Review: Young Justice: Legacy (3DS eShop)

Downright offensive

Welcome to Young Justice: Legacy, where the mechanics don't work and "play" doesn't matter. The game purports to be a strategic turn-based experience but accomplishes nothing more than being a horrendous nightmare. It is astonishingly incompetent in every field. Its gameplay, engine, animations, and entertainment value are among the worst in class.

Its technical shortcomings are unbelievable — dropping our jaws to the floor with such speed that our chins cracked the Earth's crust — and its gameplay so mind-numbingly basic that our brains actively rejected it. Young Justice is one of the worst technical offenders the retail channel has seen since Superman on the Nintendo 64 cursed the world with its Fog Plague. At least that game had the sense to bake in its technical crappery into the fiction, even if its so-called "kryptonite fog" is one of the worst narrative justifications possible for that developer's inability to render the most basic of scenery.

The game is set in closed arenas, with usually no more than six polygonal characters on the field at once — three on your side, three bad dudes — and incredibly basic, flat-textured environments. Legacy's framework doesn't stray from the fundamentals of the strategy RPG: gameplay consists of you and the AI taking turns moving your crews around the board and bopping each other on the head in a poorly animated fashion. As the game is turn-based, only one character is generally animated at one time. It's hardly pushing the boundaries of what the 3DS is capable of, but the game acts as if its modest tasks are of a Sisyphean nature. The framerate and gameplay speed is comparable to a dead rat dipped in lead and buried 200 feet in the ground. The animations are so atrociously done that they transcend laughter and hit straight in the pity.

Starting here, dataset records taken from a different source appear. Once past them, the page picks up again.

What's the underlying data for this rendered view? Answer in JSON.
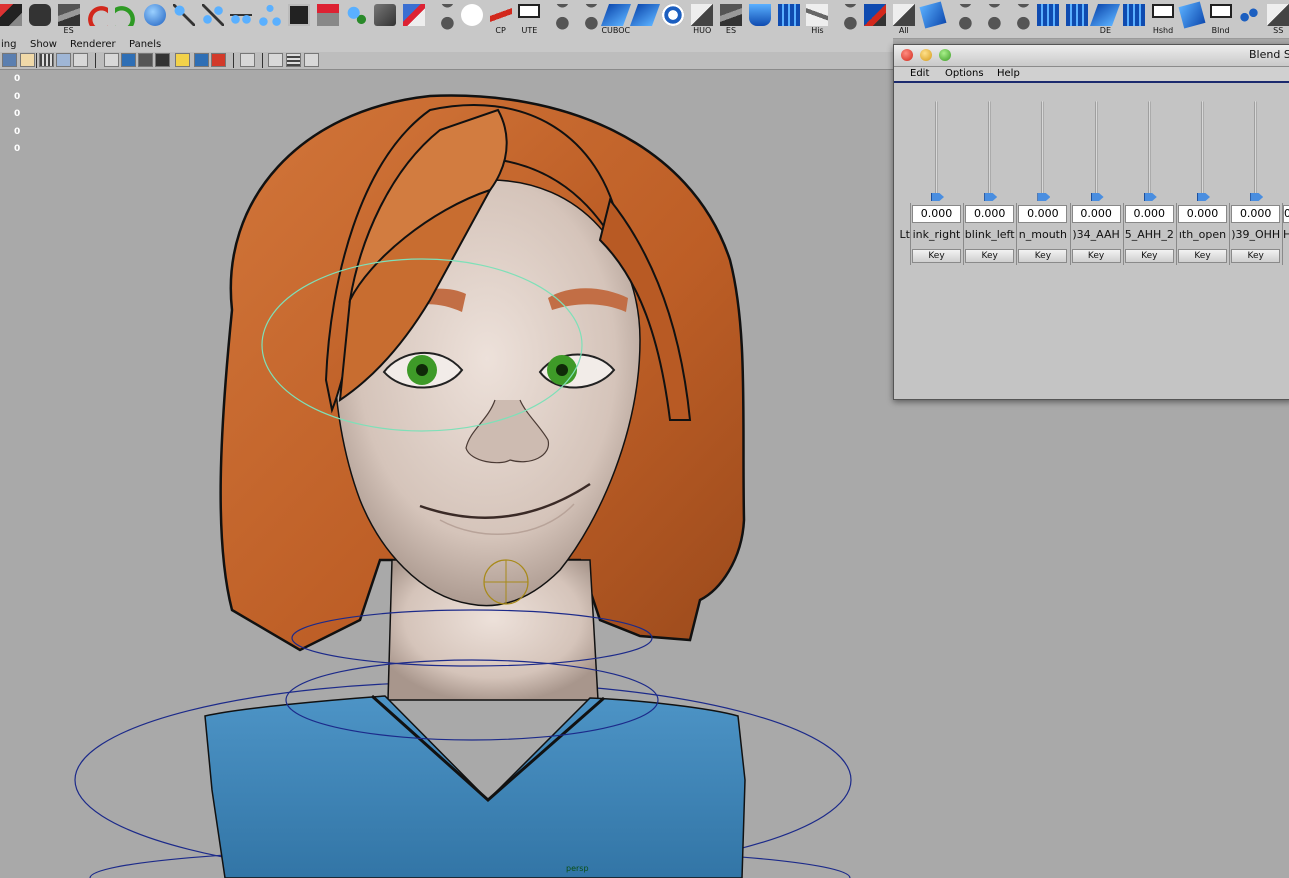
{
  "shelf": {
    "items": [
      {
        "icon": "paint-brush-icon",
        "label": ""
      },
      {
        "icon": "binoculars-icon",
        "label": ""
      },
      {
        "icon": "blade-icon",
        "label": "ES"
      },
      {
        "icon": "red-curve-icon",
        "label": ""
      },
      {
        "icon": "green-curve-icon",
        "label": ""
      },
      {
        "icon": "blue-sphere-icon",
        "label": ""
      },
      {
        "icon": "joint-icon",
        "label": ""
      },
      {
        "icon": "joint-chain-icon",
        "label": ""
      },
      {
        "icon": "joint-branch-icon",
        "label": ""
      },
      {
        "icon": "joint-tree-icon",
        "label": ""
      },
      {
        "icon": "script-editor-icon",
        "label": ""
      },
      {
        "icon": "rig-tool-icon",
        "label": ""
      },
      {
        "icon": "constraint-icon",
        "label": ""
      },
      {
        "icon": "geometry-icon",
        "label": ""
      },
      {
        "icon": "paint-weights-icon",
        "label": ""
      },
      {
        "icon": "mel-script-icon",
        "label": ""
      },
      {
        "icon": "white-circle-icon",
        "label": ""
      },
      {
        "icon": "red-arrow-icon",
        "label": "CP"
      },
      {
        "icon": "empty-box-icon",
        "label": "UTE"
      },
      {
        "icon": "mel-script-icon",
        "label": ""
      },
      {
        "icon": "mel-script-icon",
        "label": ""
      },
      {
        "icon": "blue-plane-icon",
        "label": "CUBOC"
      },
      {
        "icon": "blue-plane-icon",
        "label": ""
      },
      {
        "icon": "target-icon",
        "label": ""
      },
      {
        "icon": "slope-icon",
        "label": "HUO"
      },
      {
        "icon": "blade-icon",
        "label": "ES"
      },
      {
        "icon": "blue-shape-icon",
        "label": ""
      },
      {
        "icon": "blue-grid-icon",
        "label": ""
      },
      {
        "icon": "hand-curve-icon",
        "label": "His"
      },
      {
        "icon": "mel-script-icon",
        "label": ""
      },
      {
        "icon": "deformer-icon",
        "label": ""
      },
      {
        "icon": "slope-icon",
        "label": "All"
      },
      {
        "icon": "blue-cube-icon",
        "label": ""
      },
      {
        "icon": "mel-script-icon",
        "label": ""
      },
      {
        "icon": "mel-script-icon",
        "label": ""
      },
      {
        "icon": "mel-script-icon",
        "label": ""
      },
      {
        "icon": "blue-grid-icon",
        "label": ""
      },
      {
        "icon": "blue-grid-icon",
        "label": ""
      },
      {
        "icon": "blue-plane-icon",
        "label": "DE"
      },
      {
        "icon": "blue-grid-icon",
        "label": ""
      },
      {
        "icon": "empty-box-icon",
        "label": "Hshd"
      },
      {
        "icon": "blue-cube-icon",
        "label": ""
      },
      {
        "icon": "empty-box-icon",
        "label": "Blnd"
      },
      {
        "icon": "blue-dots-icon",
        "label": ""
      },
      {
        "icon": "slope-icon",
        "label": "SS"
      }
    ]
  },
  "panel_menu": {
    "items": [
      "ing",
      "Show",
      "Renderer",
      "Panels"
    ]
  },
  "hud": {
    "values": [
      "0",
      "0",
      "0",
      "0",
      "0"
    ]
  },
  "viewport": {
    "camera_label": "persp"
  },
  "blend_window": {
    "title": "Blend S",
    "menu": [
      "Edit",
      "Options",
      "Help"
    ],
    "partial_left_label": "Lt",
    "partial_right_value": "0",
    "partial_right_label": "H",
    "sliders": [
      {
        "value": "0.000",
        "name": "ink_right",
        "button": "Key",
        "level": 0
      },
      {
        "value": "0.000",
        "name": "blink_left",
        "button": "Key",
        "level": 0
      },
      {
        "value": "0.000",
        "name": "n_mouth",
        "button": "Key",
        "level": 0
      },
      {
        "value": "0.000",
        "name": ")34_AAH",
        "button": "Key",
        "level": 0
      },
      {
        "value": "0.000",
        "name": "5_AHH_2",
        "button": "Key",
        "level": 0
      },
      {
        "value": "0.000",
        "name": "ıth_open",
        "button": "Key",
        "level": 0
      },
      {
        "value": "0.000",
        "name": ")39_OHH",
        "button": "Key",
        "level": 0
      }
    ]
  },
  "colors": {
    "viewport_bg": "#a9a9a9",
    "hair": "#c0622a",
    "skin": "#d9c8be",
    "shirt": "#3f86b8",
    "eyes": "#3e9a28",
    "control_curve": "#1c2a8a",
    "select_curve": "#7ee0b8"
  }
}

How bad could this possibly be?, you ask. Surely, you're exaggerating how poor the animations are?

To which we say: Robin's "heavy" attack animation actually sends Robin through the walloped character and off the screen, only to magically reappear at his starting point after what feels like 10 seconds. We didn't time it because we didn't have the heart to involve any other electronics.

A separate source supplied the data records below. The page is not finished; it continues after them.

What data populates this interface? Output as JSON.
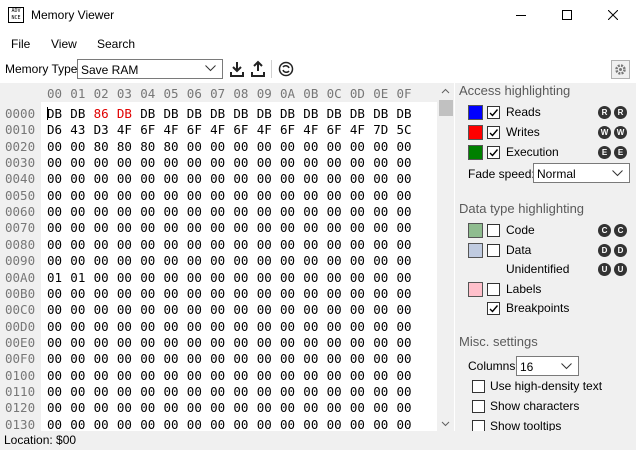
{
  "window": {
    "title": "Memory Viewer",
    "icon_text": "ADV NCE"
  },
  "menu": [
    "File",
    "View",
    "Search"
  ],
  "toolbar": {
    "memory_type_label": "Memory Type:",
    "memory_type_value": "Save RAM",
    "icons": [
      "import-icon",
      "export-icon",
      "refresh-icon"
    ]
  },
  "hex": {
    "columns": [
      "00",
      "01",
      "02",
      "03",
      "04",
      "05",
      "06",
      "07",
      "08",
      "09",
      "0A",
      "0B",
      "0C",
      "0D",
      "0E",
      "0F"
    ],
    "rows": [
      {
        "addr": "0000",
        "bytes": [
          "DB",
          "DB",
          "86",
          "DB",
          "DB",
          "DB",
          "DB",
          "DB",
          "DB",
          "DB",
          "DB",
          "DB",
          "DB",
          "DB",
          "DB",
          "DB"
        ],
        "red": [
          2,
          3
        ]
      },
      {
        "addr": "0010",
        "bytes": [
          "D6",
          "43",
          "D3",
          "4F",
          "6F",
          "4F",
          "6F",
          "4F",
          "6F",
          "4F",
          "6F",
          "4F",
          "6F",
          "4F",
          "7D",
          "5C"
        ]
      },
      {
        "addr": "0020",
        "bytes": [
          "00",
          "00",
          "80",
          "80",
          "80",
          "80",
          "00",
          "00",
          "00",
          "00",
          "00",
          "00",
          "00",
          "00",
          "00",
          "00"
        ]
      },
      {
        "addr": "0030",
        "bytes": [
          "00",
          "00",
          "00",
          "00",
          "00",
          "00",
          "00",
          "00",
          "00",
          "00",
          "00",
          "00",
          "00",
          "00",
          "00",
          "00"
        ]
      },
      {
        "addr": "0040",
        "bytes": [
          "00",
          "00",
          "00",
          "00",
          "00",
          "00",
          "00",
          "00",
          "00",
          "00",
          "00",
          "00",
          "00",
          "00",
          "00",
          "00"
        ]
      },
      {
        "addr": "0050",
        "bytes": [
          "00",
          "00",
          "00",
          "00",
          "00",
          "00",
          "00",
          "00",
          "00",
          "00",
          "00",
          "00",
          "00",
          "00",
          "00",
          "00"
        ]
      },
      {
        "addr": "0060",
        "bytes": [
          "00",
          "00",
          "00",
          "00",
          "00",
          "00",
          "00",
          "00",
          "00",
          "00",
          "00",
          "00",
          "00",
          "00",
          "00",
          "00"
        ]
      },
      {
        "addr": "0070",
        "bytes": [
          "00",
          "00",
          "00",
          "00",
          "00",
          "00",
          "00",
          "00",
          "00",
          "00",
          "00",
          "00",
          "00",
          "00",
          "00",
          "00"
        ]
      },
      {
        "addr": "0080",
        "bytes": [
          "00",
          "00",
          "00",
          "00",
          "00",
          "00",
          "00",
          "00",
          "00",
          "00",
          "00",
          "00",
          "00",
          "00",
          "00",
          "00"
        ]
      },
      {
        "addr": "0090",
        "bytes": [
          "00",
          "00",
          "00",
          "00",
          "00",
          "00",
          "00",
          "00",
          "00",
          "00",
          "00",
          "00",
          "00",
          "00",
          "00",
          "00"
        ]
      },
      {
        "addr": "00A0",
        "bytes": [
          "01",
          "01",
          "00",
          "00",
          "00",
          "00",
          "00",
          "00",
          "00",
          "00",
          "00",
          "00",
          "00",
          "00",
          "00",
          "00"
        ]
      },
      {
        "addr": "00B0",
        "bytes": [
          "00",
          "00",
          "00",
          "00",
          "00",
          "00",
          "00",
          "00",
          "00",
          "00",
          "00",
          "00",
          "00",
          "00",
          "00",
          "00"
        ]
      },
      {
        "addr": "00C0",
        "bytes": [
          "00",
          "00",
          "00",
          "00",
          "00",
          "00",
          "00",
          "00",
          "00",
          "00",
          "00",
          "00",
          "00",
          "00",
          "00",
          "00"
        ]
      },
      {
        "addr": "00D0",
        "bytes": [
          "00",
          "00",
          "00",
          "00",
          "00",
          "00",
          "00",
          "00",
          "00",
          "00",
          "00",
          "00",
          "00",
          "00",
          "00",
          "00"
        ]
      },
      {
        "addr": "00E0",
        "bytes": [
          "00",
          "00",
          "00",
          "00",
          "00",
          "00",
          "00",
          "00",
          "00",
          "00",
          "00",
          "00",
          "00",
          "00",
          "00",
          "00"
        ]
      },
      {
        "addr": "00F0",
        "bytes": [
          "00",
          "00",
          "00",
          "00",
          "00",
          "00",
          "00",
          "00",
          "00",
          "00",
          "00",
          "00",
          "00",
          "00",
          "00",
          "00"
        ]
      },
      {
        "addr": "0100",
        "bytes": [
          "00",
          "00",
          "00",
          "00",
          "00",
          "00",
          "00",
          "00",
          "00",
          "00",
          "00",
          "00",
          "00",
          "00",
          "00",
          "00"
        ]
      },
      {
        "addr": "0110",
        "bytes": [
          "00",
          "00",
          "00",
          "00",
          "00",
          "00",
          "00",
          "00",
          "00",
          "00",
          "00",
          "00",
          "00",
          "00",
          "00",
          "00"
        ]
      },
      {
        "addr": "0120",
        "bytes": [
          "00",
          "00",
          "00",
          "00",
          "00",
          "00",
          "00",
          "00",
          "00",
          "00",
          "00",
          "00",
          "00",
          "00",
          "00",
          "00"
        ]
      },
      {
        "addr": "0130",
        "bytes": [
          "00",
          "00",
          "00",
          "00",
          "00",
          "00",
          "00",
          "00",
          "00",
          "00",
          "00",
          "00",
          "00",
          "00",
          "00",
          "00"
        ]
      }
    ]
  },
  "panel": {
    "access": {
      "title": "Access highlighting",
      "items": [
        {
          "label": "Reads",
          "color": "#0000ff",
          "checked": true,
          "badges": [
            "R",
            "R"
          ]
        },
        {
          "label": "Writes",
          "color": "#ff0000",
          "checked": true,
          "badges": [
            "W",
            "W"
          ]
        },
        {
          "label": "Execution",
          "color": "#008000",
          "checked": true,
          "badges": [
            "E",
            "E"
          ]
        }
      ],
      "fade_label": "Fade speed:",
      "fade_value": "Normal"
    },
    "datatype": {
      "title": "Data type highlighting",
      "items": [
        {
          "label": "Code",
          "color": "#8fbc8f",
          "checked": false,
          "badges": [
            "C",
            "C"
          ]
        },
        {
          "label": "Data",
          "color": "#c0cbe0",
          "checked": false,
          "badges": [
            "D",
            "D"
          ]
        },
        {
          "label": "Unidentified",
          "color": "",
          "checked": null,
          "badges": [
            "U",
            "U"
          ]
        },
        {
          "label": "Labels",
          "color": "#ffc0cb",
          "checked": false,
          "badges": []
        },
        {
          "label": "Breakpoints",
          "color": "",
          "checked": true,
          "badges": []
        }
      ]
    },
    "misc": {
      "title": "Misc. settings",
      "columns_label": "Columns:",
      "columns_value": "16",
      "options": [
        {
          "label": "Use high-density text",
          "checked": false
        },
        {
          "label": "Show characters",
          "checked": false
        },
        {
          "label": "Show tooltips",
          "checked": false
        }
      ]
    }
  },
  "status": {
    "location": "Location: $00"
  }
}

As a 'strategy' 'game', Young Justice is heavily dependent on menus to get anything done. These menus are death traps for your sense of joy: they are unintuitive, obscure vital information, and nest so deeply that the simplest tasks require taps upon taps upon taps of the A button. It drags the pace of the game down but certainly accelerates the speed at which your 3DS will fly through your window. Want to move a character? OK, well, you need to select the option from the menu and press A, move the cursor to where you want the character to go on the field and press A, decide which direction you want the character to then face (which is not only entirely trivial but defaults to the direction of the nearest enemy) and press A, and then end your turn by pressing A. That's four button presses just to move — heaven forbid you want to do anything else during your turn.

The overzealous button pressing and drip-slow animations cause the speed at which the game moves to be, to put it lightly, slow. We're no doctors, but we reckon that in the time it takes to move a character five steps you can enter a coma, have a coma, and then awake from the coma before they arrive at their destination. Once there, you have to wrangle the satanic menus to attack, or defend, or what have you.

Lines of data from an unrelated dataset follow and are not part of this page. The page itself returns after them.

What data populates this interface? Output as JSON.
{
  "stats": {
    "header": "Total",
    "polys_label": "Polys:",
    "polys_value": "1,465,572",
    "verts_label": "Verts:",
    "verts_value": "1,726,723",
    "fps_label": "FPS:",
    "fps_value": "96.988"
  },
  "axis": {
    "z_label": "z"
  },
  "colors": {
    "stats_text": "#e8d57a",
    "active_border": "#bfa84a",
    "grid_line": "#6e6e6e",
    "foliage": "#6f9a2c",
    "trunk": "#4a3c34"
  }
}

And good luck making sense of anything on the field. The camera obscures anything important if you're too close, making it then impossible to tell how much damage your character received until your next turn, at which point you can squeeze that information from the cold dead hands of the menus.


Young Justice: Legacy doesn't try to do a whole lot, but what the game does attempt to do is pulled off with spectacular atrocity. Quite literally everything about the game is terrible, from its shocking technical incompetence to its vacant design. Friends, don't let anyone play, speak of, look at, or ponder the existence of Young Justice: Legacy. Shoot on sight. Bury deep. Curse its grave. Honestly, just thinking about this game makes our blood boil.

Young Justice: Legacy is downright offensive.